Ekonomi

Keşifle gaz ithalatını azaltmak Türkiye için 'büyük başarı'

 

Purdie, Amasra-1 kuyusundaki başarının Türkiye'nin talebin %99'unu oluşturan gaz ithalatına olan aşırı bağımlılığını hafifletmesine yardımcı olacağını ve düzenli olarak yılda 40 milyar doları aşan enerji ithalatı faturasına katkıda bulunacağını söyledi.

Resmi rakamlara göre, Amasra-1'deki rezervler, 2020-21'deki Karadeniz hacimlerini 540 bcm'ye getiriyor, bu da %100 geri kazanılırsa Türkiye'nin 12 yıllık mevcut gaz talebini karşılayacaktır.

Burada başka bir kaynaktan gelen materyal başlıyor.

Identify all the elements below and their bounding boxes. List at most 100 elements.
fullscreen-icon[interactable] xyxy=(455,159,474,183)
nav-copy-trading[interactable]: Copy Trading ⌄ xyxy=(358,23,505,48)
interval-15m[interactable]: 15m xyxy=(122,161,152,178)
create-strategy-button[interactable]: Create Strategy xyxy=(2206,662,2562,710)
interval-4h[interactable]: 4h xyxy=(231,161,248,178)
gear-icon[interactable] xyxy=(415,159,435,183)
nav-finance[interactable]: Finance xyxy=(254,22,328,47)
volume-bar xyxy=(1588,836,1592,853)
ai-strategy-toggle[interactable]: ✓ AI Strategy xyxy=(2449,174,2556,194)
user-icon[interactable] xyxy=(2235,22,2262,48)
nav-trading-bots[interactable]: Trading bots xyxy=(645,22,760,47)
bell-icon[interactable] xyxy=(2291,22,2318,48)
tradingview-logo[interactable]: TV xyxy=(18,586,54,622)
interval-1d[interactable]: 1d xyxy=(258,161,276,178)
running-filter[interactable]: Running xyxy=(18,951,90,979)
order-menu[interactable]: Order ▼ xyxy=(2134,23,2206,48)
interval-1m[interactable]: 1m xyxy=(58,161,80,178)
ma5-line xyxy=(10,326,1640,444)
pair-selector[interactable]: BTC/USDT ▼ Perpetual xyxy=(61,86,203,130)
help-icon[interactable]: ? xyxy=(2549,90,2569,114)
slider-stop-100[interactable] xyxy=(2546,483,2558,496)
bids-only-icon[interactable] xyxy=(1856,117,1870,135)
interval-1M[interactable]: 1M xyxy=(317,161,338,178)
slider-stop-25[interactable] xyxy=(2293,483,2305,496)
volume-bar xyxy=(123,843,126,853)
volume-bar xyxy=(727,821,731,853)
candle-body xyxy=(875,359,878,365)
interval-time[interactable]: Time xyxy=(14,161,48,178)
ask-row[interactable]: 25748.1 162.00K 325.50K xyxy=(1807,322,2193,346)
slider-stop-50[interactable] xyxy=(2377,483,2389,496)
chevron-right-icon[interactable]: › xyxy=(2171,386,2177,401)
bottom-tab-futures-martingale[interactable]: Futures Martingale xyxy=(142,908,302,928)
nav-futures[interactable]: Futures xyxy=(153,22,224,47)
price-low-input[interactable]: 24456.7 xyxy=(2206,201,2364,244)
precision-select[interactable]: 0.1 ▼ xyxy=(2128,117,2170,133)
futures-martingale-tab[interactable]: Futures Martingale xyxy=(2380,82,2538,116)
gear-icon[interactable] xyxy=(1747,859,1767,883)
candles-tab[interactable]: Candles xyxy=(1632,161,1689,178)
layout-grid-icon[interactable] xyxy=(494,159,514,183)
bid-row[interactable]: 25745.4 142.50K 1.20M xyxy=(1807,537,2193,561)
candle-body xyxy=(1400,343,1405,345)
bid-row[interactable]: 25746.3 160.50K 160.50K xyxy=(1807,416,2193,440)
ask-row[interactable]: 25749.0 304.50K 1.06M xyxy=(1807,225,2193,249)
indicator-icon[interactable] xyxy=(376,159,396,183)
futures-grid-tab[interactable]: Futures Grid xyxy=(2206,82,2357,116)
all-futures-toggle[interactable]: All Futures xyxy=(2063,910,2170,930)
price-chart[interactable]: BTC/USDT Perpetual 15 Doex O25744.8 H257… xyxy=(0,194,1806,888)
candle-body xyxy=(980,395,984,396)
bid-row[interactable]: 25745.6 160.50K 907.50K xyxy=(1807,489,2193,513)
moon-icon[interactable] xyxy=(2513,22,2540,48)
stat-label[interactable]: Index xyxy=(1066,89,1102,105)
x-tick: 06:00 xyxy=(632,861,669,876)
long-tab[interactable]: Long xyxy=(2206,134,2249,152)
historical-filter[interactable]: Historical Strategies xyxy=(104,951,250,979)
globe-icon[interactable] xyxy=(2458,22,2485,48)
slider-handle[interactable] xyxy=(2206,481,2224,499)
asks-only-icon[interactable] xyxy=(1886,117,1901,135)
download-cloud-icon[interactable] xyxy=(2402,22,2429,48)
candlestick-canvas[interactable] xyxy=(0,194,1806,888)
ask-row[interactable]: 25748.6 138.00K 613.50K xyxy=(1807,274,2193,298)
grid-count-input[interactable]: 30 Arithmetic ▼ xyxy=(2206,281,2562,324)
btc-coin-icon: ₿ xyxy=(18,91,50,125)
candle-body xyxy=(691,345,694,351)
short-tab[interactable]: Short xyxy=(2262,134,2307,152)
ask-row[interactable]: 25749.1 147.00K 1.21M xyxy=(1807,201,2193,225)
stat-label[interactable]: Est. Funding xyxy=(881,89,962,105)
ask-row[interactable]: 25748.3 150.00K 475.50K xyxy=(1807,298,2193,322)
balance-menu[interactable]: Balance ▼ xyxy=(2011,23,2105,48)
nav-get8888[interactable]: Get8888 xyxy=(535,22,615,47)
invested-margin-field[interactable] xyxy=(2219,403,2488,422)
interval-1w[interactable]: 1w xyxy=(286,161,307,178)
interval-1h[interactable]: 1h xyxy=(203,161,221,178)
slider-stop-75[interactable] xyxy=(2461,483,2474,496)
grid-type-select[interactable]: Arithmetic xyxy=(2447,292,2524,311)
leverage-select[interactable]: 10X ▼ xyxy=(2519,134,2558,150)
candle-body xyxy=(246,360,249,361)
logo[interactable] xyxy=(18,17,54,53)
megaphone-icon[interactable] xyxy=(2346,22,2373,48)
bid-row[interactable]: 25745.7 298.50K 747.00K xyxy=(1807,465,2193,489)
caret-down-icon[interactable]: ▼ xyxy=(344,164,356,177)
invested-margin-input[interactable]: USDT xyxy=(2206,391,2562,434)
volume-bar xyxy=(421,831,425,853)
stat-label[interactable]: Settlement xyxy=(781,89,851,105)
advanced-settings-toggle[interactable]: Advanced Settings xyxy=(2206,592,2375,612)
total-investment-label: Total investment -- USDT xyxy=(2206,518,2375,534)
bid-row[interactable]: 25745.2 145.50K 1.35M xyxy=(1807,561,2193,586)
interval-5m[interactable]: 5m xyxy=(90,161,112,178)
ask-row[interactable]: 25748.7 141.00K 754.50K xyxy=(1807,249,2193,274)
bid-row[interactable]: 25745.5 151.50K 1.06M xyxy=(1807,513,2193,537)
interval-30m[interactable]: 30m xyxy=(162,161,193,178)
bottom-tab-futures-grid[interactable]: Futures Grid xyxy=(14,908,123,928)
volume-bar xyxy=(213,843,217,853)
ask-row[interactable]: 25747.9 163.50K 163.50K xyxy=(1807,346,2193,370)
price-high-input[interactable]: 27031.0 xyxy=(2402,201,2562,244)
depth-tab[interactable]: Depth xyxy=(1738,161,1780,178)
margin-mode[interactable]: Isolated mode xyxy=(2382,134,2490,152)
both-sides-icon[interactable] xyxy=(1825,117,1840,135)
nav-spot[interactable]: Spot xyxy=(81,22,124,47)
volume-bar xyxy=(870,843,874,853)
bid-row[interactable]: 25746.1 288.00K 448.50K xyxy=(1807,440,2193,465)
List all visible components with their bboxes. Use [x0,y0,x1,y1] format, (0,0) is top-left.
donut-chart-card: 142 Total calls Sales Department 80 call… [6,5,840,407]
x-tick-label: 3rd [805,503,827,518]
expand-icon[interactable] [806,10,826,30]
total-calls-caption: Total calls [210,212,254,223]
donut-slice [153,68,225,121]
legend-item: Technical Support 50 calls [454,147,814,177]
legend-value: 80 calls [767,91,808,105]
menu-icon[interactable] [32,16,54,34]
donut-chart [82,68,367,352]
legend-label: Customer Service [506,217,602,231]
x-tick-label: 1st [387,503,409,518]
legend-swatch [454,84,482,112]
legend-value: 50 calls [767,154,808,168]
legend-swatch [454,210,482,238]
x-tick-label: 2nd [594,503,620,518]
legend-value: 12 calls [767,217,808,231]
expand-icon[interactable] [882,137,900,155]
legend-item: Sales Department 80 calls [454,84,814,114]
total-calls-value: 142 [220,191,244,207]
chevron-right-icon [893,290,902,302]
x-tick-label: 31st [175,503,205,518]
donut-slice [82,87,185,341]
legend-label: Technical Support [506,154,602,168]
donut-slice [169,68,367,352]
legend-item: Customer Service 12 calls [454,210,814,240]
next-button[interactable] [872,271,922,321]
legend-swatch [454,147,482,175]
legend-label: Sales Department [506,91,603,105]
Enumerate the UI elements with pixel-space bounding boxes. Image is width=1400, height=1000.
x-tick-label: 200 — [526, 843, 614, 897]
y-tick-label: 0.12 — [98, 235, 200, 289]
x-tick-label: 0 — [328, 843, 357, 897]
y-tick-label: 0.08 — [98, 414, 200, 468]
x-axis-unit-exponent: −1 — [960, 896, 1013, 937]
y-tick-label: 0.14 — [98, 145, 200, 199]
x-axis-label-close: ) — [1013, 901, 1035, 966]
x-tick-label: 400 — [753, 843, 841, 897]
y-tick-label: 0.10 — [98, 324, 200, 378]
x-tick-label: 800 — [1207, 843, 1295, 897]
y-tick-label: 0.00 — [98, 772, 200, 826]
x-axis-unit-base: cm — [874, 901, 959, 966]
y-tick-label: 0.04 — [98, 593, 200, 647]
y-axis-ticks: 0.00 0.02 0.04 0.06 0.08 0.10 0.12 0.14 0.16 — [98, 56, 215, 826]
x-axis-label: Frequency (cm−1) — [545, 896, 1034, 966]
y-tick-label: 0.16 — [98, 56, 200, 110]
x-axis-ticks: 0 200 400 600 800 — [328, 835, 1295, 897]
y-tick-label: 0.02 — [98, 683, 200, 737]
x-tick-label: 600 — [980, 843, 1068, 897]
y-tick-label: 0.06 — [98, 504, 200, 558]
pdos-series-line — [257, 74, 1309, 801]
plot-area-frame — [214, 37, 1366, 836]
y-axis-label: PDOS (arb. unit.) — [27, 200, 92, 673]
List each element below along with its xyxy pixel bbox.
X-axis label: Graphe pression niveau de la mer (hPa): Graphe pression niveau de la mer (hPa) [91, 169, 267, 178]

Purdie, Türkiye'nin kendi sondaj gemileri tarafından dev Sakarya keşif ve yeni arama kuyularının değerlemesinin devam etmesiyle birlikte, Türkiye'nin Karadeniz kaynaklarının artmasının muhtemel olduğunu ve bunun sektör oyuncularının ilgisini çekeceğini söyledi.

"Son başarıdan tam olarak yararlanmak için Türkiye, stratejik odağını halihazırda keşfedilen hacimleri geliştirmeye kaydırmalı. Türkiye, Karadeniz'deki derin su alanlarının son derece ileriye dönük olduğunu kanıtladı. Diğer operatörler de muhtemelen ortak keşif için potansiyel bir yol açarak bunu fark ettiler. "dedi.

Purdie, Türkiye'nin Azerbaycan, İran ve Rusya'dan boru gazı ithalatını yenilerken daha güçlü pazarlık pozisyonunu öngörüyor ve bu da Türkiye'ye daha düşük fiyatlar, daha düşük hacimler ve daha fazla sözleşme esnekliği için daha fazla baskı yapma olanağı sağlıyor.

Türkiye, 2020'lerde yenilenmesi için petrole endeksli fiyatlandırma ve 2021'in sonuna kadar 20 milyar metreküp daha yenilenmesi gereken 40 milyar metreküpten fazla pahalı ithalat sözleşmesine sahip.

Bu, yakın ortak Azerbaycan ile Nisan ayında sona eren uzun vadeli bir sözleşmenin yenilenebilir olması için yapılan mevcut görüşmelerde zaten açıkça görülüyor.

Üretime başlamak için zorlu 2023 hedefine ulaşabilmek için stratejik odağın halihazırda keşfedilen hacimlerin geliştirilmesine odaklanması gerektiğini tavsiye etti.

"Bu, açık denizde - kuyular ve boru hatlarıyla - ve karada Filyos'taki gaz santrali sahasında tutarlı ilerleme anlamına geliyor. Aşamalı geliştirme planı artık net. Ancak ilk üretim için 2023 tarihi, daha küçük ölçekli Birinci Aşama'dan bile iddialı görünüyor. Bu kadar hızlandırılmış bir zaman çizelgesinde arz ödüllerini toplamak, siyasi ve ekonomik önemi ne olursa olsun, karmaşık ve pahalı olmaya devam ediyor."